It’s always a seminal moment, when the top tier of the superyacht industry comes together to broach the most hard-hitting and controversial subject matters that need to be addressed in order for the industry to progress.
As we examined what needs to happen to sustain the superyacht industry and build for the next generation, my conclusion from the the multitude of keynotes and discussions at the 2019 edition of The Superyacht Forum, is that the drive to counteract the nefarious perception of the superyacht industry is a unanimous goal but one that can only be achieved through communication, transparency and balls.
“Imagine being referred to as a ‘polluter without purpose’; I would hate to be called that and this is why we need to break that perception with our use of superyachts,” was a point raised by Captain Brendan O’Shannassay as he introduced the ‘The Next Gen Model’ session, which set out to decipher better ways to own, operate and use a superyacht. What a horrible way to be referred to, I thought - underlining just how essential it is for the market to address and justify the impact that the superyacht industry has on the world.
The desire to be better is something I felt came from the entire industry, and it’s because there is so much passion coursing through the idnustry’s veins that many of the discussions included heated, yet justified exchanges.
I don’t actually feel that the drive to counteract the carbon footprint that the industry has had on the world is one that is just being dragooned by the ‘next generation’. The desire to be better is something I felt came from the entire industry, and it’s because there is so much passion coursing through the idnustry’s veins that many of the discussions included heated, yet justified exchanges. The industry as a collective can come together to develop its nobility of purpose and this, I believe, was a shared opinion at The Superyacht Forum.
So, the real question for me to consider after The Superyacht Forum is, what do we need to do to appeal to the next generation? In other words, when it comes to the ‘next generation’ of superyacht clients, what are the market opportunities and current inhibitors?

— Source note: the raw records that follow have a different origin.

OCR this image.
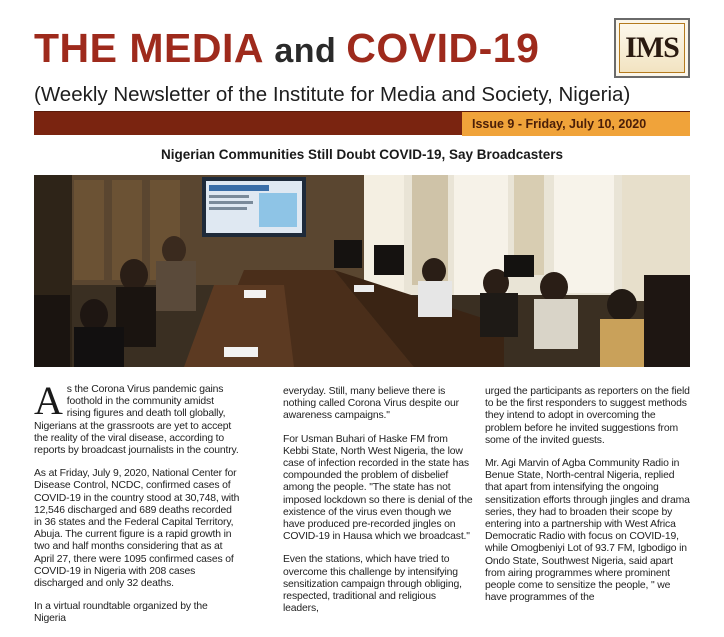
THE MEDIA and COVID-19	IMS
(Weekly Newsletter of the Institute for Media and Society, Nigeria)
Issue 9 - Friday, July 10, 2020
Nigerian Communities Still Doubt COVID-19, Say Broadcasters

As the Corona Virus pandemic gains foothold in the community amidst rising figures and death toll globally, Nigerians at the grassroots are yet to accept the reality of the viral disease, according to reports by broadcast journalists in the country.

As at Friday, July 9, 2020, National Center for Disease Control, NCDC, confirmed cases of COVID-19 in the country stood at 30,748, with 12,546 discharged and 689 deaths recorded in 36 states and the Federal Capital Territory, Abuja. The current figure is a rapid growth in two and half months considering that as at April 27, there were 1095 confirmed cases of COVID-19 in Nigeria with 208 cases discharged and only 32 deaths.

In a virtual roundtable organized by the Nigeria

everyday. Still, many believe there is nothing called Corona Virus despite our awareness campaigns."

For Usman Buhari of Haske FM from Kebbi State, North West Nigeria, the low case of infection recorded in the state has compounded the problem of disbelief among the people. "The state has not imposed lockdown so there is denial of the existence of the virus even though we have produced pre-recorded jingles on COVID-19 in Hausa which we broadcast."

Even the stations, which have tried to overcome this challenge by intensifying sensitization campaign through obliging, respected, traditional and religious leaders,

urged the participants as reporters on the field to be the first responders to suggest methods they intend to adopt in overcoming the problem before he invited suggestions from some of the invited guests.

Mr. Agi Marvin of Agba Community Radio in Benue State, North-central Nigeria, replied that apart from intensifying the ongoing sensitization efforts through jingles and drama series, they had to broaden their scope by entering into a partnership with West Africa Democratic Radio with focus on COVID-19, while Omogbeniyi Lot of 93.7 FM, Igbodigo in Ondo State, Southwest Nigeria, said apart from airing programmes where prominent people come to sensitize the people, " we have programmes of the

Ultimately, a fully considered review of the construction process is at the very core, as highlighted in more than one of the workshop sessions. In the past, there has been such a drive to get a contract signed and underway as soon as possible, there have been cases where there is little time to fully consider and review a project across all of the essential parties prior to its execution. This is an example of the communication that needs to be improved across the board, and in a way in which the industry could take an approach which benefits all collective parties in the longer term.
While this may add more time to new build projects initially, an open review of a design prior to its approval could ultimately enhance the efficacy of a project, and be just the ticket for improving our reputation.
I believe that we are a fantastic and collectively brilliant marketplace, but times are changing, and now there is little room for error, miscommunication or obfuscation. It is obvious that all the pieces of the puzzle exist already, but it all comes down to the collective will, as well as structural reform and the introduction of parameters, to implement these changes.
To go out and alter a proven business model is not exactly an easy task, which is why the process of implementing change can sometime move at a glacial pace in superyachting. But I am confident that the desire to meet with the next generation’s agenda is something that each and every company present at the Forum is wholeheartedly focused on.
The point is, there is an astonishing level of focus on the sustainability of the market, and through approaches such as the foundation’s tailored assessment tool, which was presented at the Forum to huge acclaim, along with projects which are now under construction, this cannot be labelled a marketplace of the mindless.
This leads me nicely on to my next point, which was as the very crux of the Forum - sustainability. Time and time again, the superyacht industry has been criticised for its impact on the world and the oceans. We are a visible and excessive luxury industry, but a polluter without purpose? Absolutely not.
There is a huge wave of activity in the world of sustainability in superyachts, but the Water Revolution Foundation is a body that showcased how dedicated to this the industry really is. The point is, there is an astonishing level of focus on the sustainability of the market, and through approaches such as the foundation’s tailored assessment tool, which was presented at the Forum to huge acclaim, along with projects which are now under construction, this cannot be labelled a marketplace of the mindless. It is a space that can drive research and change the marine environment for the better.
Overall, the consensus was clear, and The Superyacht Forum proved to me that there is a collective completely prepared to adapt its activity in a way which will not only appeal to the next generation, but generations after that.